Greg Dailey is now delivering more than just the daily news on his central New Jersey route; he is delivering much-needed groceries, free of charge, to people in need.
Dailey told CBS News’ “On the Road” with Steve Hartman that the change happened when one of his customers asked if he could toss her newspaper closer to the garage instead of the sidewalk.
— CBS News (@CBSNews) April 11, 2020
The simple request pulled at Dailey’s heartstrings.
“If she can’t get the paper at the sidewalk, which is 20 feet from the house, in this pandemic, how is she going to get the things she needs?” Dailey said.
“So a couple days later I just decided, you know what, I’m going to put this note out.”

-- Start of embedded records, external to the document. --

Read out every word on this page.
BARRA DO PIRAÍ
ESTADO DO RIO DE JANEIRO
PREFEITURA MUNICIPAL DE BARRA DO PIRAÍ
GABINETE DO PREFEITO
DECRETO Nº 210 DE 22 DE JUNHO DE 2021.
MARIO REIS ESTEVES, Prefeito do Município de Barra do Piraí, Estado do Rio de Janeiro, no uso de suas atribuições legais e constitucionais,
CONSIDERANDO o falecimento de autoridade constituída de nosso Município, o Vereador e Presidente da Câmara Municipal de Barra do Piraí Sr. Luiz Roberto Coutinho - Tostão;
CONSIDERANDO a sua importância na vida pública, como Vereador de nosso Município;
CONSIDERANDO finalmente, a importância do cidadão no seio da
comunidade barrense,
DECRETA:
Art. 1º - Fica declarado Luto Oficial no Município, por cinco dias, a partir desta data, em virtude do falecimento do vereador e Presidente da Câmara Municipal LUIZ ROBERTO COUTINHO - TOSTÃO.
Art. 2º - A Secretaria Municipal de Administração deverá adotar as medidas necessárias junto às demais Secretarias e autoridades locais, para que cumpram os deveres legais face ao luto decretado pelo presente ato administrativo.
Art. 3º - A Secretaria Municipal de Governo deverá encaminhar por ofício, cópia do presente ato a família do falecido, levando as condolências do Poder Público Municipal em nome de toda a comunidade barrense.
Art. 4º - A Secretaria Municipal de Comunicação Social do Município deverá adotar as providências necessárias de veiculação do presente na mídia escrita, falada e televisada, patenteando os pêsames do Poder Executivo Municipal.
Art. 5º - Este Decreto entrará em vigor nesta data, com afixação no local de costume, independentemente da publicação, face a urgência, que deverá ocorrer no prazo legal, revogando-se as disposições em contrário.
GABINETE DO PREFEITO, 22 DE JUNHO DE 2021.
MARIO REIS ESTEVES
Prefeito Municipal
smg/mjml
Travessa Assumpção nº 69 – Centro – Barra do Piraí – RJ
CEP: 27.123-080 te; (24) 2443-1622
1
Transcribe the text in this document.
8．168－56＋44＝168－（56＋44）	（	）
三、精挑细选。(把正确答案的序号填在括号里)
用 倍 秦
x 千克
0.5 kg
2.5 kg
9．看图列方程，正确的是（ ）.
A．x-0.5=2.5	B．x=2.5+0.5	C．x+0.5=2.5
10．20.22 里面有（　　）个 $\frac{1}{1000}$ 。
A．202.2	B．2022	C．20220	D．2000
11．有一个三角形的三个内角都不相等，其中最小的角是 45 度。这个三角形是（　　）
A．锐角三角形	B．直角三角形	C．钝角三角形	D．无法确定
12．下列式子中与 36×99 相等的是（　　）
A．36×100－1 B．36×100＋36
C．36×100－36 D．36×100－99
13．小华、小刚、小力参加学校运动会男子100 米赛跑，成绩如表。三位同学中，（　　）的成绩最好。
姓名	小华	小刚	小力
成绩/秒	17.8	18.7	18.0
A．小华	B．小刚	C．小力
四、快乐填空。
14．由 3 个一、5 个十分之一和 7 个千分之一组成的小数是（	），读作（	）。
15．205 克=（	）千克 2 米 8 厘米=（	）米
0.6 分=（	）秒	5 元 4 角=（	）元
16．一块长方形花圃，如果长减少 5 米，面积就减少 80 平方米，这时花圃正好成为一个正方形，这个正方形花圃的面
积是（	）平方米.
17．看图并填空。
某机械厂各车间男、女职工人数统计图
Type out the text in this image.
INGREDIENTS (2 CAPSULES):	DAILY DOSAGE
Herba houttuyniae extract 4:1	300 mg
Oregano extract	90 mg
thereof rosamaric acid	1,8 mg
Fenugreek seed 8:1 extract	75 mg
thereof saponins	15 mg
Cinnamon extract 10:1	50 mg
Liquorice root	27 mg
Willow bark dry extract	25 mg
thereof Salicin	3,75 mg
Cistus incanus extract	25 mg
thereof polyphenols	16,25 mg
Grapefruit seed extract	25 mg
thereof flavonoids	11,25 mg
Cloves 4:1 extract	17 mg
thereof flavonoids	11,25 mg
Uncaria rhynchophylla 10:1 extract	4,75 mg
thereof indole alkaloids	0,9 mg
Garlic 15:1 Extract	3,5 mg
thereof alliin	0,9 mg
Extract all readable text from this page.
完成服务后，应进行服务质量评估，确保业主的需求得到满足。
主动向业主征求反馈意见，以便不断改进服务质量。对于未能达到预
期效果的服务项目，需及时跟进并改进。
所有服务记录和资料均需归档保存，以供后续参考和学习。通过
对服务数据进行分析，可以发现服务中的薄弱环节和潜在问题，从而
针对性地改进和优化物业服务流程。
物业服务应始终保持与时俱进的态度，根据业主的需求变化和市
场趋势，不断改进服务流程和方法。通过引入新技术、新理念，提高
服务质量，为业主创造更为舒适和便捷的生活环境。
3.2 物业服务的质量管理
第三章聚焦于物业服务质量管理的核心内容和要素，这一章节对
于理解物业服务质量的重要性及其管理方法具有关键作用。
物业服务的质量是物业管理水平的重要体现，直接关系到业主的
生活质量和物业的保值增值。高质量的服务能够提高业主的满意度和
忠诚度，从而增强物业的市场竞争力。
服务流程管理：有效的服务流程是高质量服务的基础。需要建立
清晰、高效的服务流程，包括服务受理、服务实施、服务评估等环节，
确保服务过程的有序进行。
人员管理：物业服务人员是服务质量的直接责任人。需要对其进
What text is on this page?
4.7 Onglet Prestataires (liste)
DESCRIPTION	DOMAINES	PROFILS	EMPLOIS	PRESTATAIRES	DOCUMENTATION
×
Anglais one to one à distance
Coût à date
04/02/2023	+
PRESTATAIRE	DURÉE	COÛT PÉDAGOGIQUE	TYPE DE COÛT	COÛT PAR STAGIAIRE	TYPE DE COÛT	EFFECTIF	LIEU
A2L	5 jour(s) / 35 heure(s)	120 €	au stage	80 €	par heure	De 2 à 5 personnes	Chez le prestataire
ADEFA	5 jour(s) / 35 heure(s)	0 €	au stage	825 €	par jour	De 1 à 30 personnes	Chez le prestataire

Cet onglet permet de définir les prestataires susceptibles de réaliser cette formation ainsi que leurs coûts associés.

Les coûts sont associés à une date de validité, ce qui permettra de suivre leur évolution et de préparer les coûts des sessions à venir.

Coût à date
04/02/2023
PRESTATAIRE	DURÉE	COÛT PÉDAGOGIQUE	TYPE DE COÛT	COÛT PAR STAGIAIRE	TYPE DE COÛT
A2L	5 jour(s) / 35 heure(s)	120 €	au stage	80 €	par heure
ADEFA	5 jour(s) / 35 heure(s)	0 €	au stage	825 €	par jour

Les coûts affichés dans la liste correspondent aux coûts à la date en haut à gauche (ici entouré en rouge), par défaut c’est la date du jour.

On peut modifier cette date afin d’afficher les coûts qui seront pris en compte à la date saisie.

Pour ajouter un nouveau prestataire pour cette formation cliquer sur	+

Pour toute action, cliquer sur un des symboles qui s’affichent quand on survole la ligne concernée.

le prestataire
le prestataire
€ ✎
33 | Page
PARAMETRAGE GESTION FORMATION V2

Dailey wrote a note, introducing himself and his idea, and inserted it into the next day’s newspapers.
“My name is Greg Dailey and I deliver your newspaper every morning,” the note read. “I would like to offer my services — free of charge — to anyone who needs groceries.”
Since then, Dailey said he has been busy nonstop with handling phone calls, writing down grocery orders, and carefully shopping.
After shopping, he places the bags on his customers’ doorsteps, waving a quick hello and goodbye to the faces that appear a safe distance away.
Customers have been overjoyed at Dailey’s kind act of service, which has grown to include people who are not on his route, but need the help all the same.
“I don’t have enough adjectives,” 85-year-old Eileen Stein told CBS of Dailey’s character. “He is one of the finest people in the world.”
Recently widowed, Stein has been one of nearly 100 senior citizens so far to benefit from Dailey’s grocery delivery service.
Dailey said he has come to enjoy the new gig so much that he won’t necessarily stop once America reopens.
“There’s a level of appreciation here, Steve, that goes above and beyond anything I’ve ever seen. So, no, I’m not going to stop,” Dailey said.
“There’s something about being able to do something really nice for people.”